Agents (like Amazon Bedrock Agents) perform multi-step tasks, utilizing tools, APIs, and RAG iteratively. Evaluating them goes beyond single-prompt metrics.

  • Evaluate Multi-Step Reasoning: Assess how well the agent uses Chain-of-Thought reasoning to plan its actions.
  • Measure Task Completion Rates: Shift from evaluating text quality to evaluating business outcomes (e.g., "Did the agent successfully process the refund?").
  • Monitor System Latency and Cost: Understand the operational tradeoffs of agentic workflows, assessing whether the token consumption justifies the business value.

Success Metrics

How will you know you have mastered this curriculum? You should be able to:

  1. Select the Correct Metric: Given a scenario (e.g., "You are building a French-to-English translator"), instantly identify the correct evaluation metric (BLEU).
  2. Diagnose RAG Failures: Given a poorly performing RAG system, determine if the issue lies in the retrieval phase (needs better chunking/embeddings) or the generation phase (needs better prompt constraints).
  3. Design an Evaluation Pipeline: Architect a dual-pronged evaluation system in Amazon Bedrock that utilizes both a Judge Model for speed and a human panel for emotional intelligence.

Real-World Application

Why does mastering FM evaluation matter in the real world?

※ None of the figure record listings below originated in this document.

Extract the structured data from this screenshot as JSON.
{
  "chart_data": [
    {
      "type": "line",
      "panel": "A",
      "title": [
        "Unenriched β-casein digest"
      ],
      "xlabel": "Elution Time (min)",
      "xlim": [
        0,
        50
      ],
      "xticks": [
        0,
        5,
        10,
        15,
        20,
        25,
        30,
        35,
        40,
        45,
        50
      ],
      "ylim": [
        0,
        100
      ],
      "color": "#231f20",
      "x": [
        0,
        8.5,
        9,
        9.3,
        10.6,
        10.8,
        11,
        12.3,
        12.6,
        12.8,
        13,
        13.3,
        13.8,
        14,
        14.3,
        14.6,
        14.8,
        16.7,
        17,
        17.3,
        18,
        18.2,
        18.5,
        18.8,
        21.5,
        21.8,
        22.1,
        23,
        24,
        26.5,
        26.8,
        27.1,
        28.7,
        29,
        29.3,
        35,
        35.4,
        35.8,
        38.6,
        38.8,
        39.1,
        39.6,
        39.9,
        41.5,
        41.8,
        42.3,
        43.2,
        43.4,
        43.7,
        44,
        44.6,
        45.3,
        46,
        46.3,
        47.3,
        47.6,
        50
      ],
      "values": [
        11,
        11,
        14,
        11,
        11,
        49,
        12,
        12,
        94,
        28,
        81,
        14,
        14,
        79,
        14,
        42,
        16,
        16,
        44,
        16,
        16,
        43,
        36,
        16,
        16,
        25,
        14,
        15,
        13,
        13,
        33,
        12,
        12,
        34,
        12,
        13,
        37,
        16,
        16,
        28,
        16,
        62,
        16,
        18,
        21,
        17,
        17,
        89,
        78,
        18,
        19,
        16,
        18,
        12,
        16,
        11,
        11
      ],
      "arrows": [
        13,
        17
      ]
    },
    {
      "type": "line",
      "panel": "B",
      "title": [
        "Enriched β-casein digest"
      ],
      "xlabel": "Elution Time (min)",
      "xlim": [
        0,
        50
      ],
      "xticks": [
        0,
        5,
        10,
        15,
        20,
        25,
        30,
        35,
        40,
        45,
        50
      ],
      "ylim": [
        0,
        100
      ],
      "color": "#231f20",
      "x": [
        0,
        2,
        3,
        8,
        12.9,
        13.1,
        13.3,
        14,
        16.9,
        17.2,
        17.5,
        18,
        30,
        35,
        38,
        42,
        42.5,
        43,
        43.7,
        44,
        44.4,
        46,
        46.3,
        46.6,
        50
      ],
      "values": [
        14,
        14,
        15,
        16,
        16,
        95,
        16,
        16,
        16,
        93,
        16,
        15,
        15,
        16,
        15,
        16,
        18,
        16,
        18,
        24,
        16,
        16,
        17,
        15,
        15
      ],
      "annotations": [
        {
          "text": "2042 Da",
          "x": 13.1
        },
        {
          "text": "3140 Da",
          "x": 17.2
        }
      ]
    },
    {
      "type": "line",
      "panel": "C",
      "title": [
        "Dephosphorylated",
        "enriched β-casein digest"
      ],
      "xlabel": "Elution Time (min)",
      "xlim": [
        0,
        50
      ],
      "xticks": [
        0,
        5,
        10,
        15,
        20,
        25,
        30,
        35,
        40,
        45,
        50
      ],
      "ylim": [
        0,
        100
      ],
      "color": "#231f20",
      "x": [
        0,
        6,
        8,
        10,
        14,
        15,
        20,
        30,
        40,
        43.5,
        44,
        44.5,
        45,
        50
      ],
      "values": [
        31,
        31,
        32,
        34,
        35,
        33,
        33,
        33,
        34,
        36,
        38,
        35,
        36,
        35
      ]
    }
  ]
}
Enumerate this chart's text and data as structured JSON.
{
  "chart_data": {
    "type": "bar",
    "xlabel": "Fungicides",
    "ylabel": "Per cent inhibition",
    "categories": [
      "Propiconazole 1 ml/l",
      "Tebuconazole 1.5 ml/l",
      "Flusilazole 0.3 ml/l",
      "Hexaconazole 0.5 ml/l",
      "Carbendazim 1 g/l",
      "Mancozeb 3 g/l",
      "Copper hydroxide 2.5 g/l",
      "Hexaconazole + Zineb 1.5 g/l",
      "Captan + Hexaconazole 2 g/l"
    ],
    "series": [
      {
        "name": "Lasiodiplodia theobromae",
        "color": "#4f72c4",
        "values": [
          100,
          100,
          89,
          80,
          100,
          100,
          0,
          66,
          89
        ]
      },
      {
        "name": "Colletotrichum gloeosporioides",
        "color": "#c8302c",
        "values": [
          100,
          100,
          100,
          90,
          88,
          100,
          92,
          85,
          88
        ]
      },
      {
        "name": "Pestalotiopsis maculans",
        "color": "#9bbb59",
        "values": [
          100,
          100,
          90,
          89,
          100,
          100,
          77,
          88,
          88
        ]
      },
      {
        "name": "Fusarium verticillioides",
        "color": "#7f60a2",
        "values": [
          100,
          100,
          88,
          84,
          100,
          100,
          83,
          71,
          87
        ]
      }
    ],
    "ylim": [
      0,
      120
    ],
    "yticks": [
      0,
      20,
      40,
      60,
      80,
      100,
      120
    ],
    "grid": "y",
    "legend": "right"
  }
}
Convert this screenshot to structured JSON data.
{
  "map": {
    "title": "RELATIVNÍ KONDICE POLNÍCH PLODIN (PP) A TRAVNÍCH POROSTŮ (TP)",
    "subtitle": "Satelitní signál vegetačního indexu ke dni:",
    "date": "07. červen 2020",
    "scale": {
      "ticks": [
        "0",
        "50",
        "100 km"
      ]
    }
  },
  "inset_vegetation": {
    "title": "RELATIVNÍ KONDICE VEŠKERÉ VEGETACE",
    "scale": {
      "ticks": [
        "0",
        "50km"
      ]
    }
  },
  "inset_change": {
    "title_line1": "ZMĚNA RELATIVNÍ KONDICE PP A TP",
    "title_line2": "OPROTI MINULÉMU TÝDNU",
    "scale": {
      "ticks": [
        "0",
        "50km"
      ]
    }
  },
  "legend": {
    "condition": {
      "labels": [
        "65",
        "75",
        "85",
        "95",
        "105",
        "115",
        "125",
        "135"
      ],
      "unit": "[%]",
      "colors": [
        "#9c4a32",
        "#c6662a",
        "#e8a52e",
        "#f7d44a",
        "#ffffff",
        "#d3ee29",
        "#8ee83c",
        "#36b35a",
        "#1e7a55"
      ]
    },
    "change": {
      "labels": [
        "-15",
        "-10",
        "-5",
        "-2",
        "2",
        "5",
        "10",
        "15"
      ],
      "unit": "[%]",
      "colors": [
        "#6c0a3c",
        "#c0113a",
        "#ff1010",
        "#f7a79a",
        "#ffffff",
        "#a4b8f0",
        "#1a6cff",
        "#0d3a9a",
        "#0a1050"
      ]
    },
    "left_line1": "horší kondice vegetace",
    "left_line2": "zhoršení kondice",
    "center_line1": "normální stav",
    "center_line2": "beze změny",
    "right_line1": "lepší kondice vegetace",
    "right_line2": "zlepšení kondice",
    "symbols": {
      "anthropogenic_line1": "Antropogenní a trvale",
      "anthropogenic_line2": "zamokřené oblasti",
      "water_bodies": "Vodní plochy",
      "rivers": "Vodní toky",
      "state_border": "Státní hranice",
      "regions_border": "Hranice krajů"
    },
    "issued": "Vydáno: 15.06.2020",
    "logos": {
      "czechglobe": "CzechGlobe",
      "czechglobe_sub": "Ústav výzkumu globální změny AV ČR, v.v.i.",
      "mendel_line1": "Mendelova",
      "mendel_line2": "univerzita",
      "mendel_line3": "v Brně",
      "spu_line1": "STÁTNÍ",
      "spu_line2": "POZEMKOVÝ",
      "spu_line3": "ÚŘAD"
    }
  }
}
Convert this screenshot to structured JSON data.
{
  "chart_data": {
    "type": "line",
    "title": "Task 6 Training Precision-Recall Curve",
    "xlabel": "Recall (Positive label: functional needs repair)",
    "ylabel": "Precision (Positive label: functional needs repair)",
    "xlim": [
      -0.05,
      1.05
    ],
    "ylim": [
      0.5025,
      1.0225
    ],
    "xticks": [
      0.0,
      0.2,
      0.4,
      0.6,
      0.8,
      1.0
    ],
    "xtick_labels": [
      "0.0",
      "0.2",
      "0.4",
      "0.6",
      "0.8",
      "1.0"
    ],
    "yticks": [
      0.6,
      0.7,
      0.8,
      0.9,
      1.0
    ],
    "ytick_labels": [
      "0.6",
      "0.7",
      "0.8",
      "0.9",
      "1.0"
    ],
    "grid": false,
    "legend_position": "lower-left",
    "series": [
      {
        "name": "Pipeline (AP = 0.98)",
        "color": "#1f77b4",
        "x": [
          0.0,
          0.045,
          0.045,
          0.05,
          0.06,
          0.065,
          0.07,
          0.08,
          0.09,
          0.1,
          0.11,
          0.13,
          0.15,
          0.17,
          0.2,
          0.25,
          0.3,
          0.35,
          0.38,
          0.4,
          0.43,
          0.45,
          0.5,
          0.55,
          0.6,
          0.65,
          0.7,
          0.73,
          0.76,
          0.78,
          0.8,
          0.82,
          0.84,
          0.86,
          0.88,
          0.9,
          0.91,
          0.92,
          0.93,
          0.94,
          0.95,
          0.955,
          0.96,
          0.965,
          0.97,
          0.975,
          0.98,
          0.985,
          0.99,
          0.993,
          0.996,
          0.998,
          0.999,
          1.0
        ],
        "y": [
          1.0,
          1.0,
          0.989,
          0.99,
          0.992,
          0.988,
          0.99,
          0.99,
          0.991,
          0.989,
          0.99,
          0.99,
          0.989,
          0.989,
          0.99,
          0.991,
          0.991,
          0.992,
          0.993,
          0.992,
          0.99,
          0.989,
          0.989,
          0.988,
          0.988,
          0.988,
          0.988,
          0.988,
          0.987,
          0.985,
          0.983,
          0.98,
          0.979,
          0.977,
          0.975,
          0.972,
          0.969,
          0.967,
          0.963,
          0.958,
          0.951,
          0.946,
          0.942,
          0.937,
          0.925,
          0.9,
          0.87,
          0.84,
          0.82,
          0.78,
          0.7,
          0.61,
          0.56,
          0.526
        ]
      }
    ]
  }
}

Moving a generative AI workload from a "Proof of Concept" (PoC) to a production-ready enterprise application is impossible without a robust evaluation framework.

If you deploy a customer-facing support chatbot using Amazon Bedrock, you are exposed to risks like hallucinations (making up return policies) and nondeterminism (answering the same question differently). By implementing automated RAG evaluation metrics (specifically Faithfulness and Correctness), you establish a quantified safety net. This allows developers to tweak hyper-parameters, adjust vector chunking strategies, and update prompts with the mathematical certainty that their changes are improving the system, ultimately ensuring the AI safely drives business value.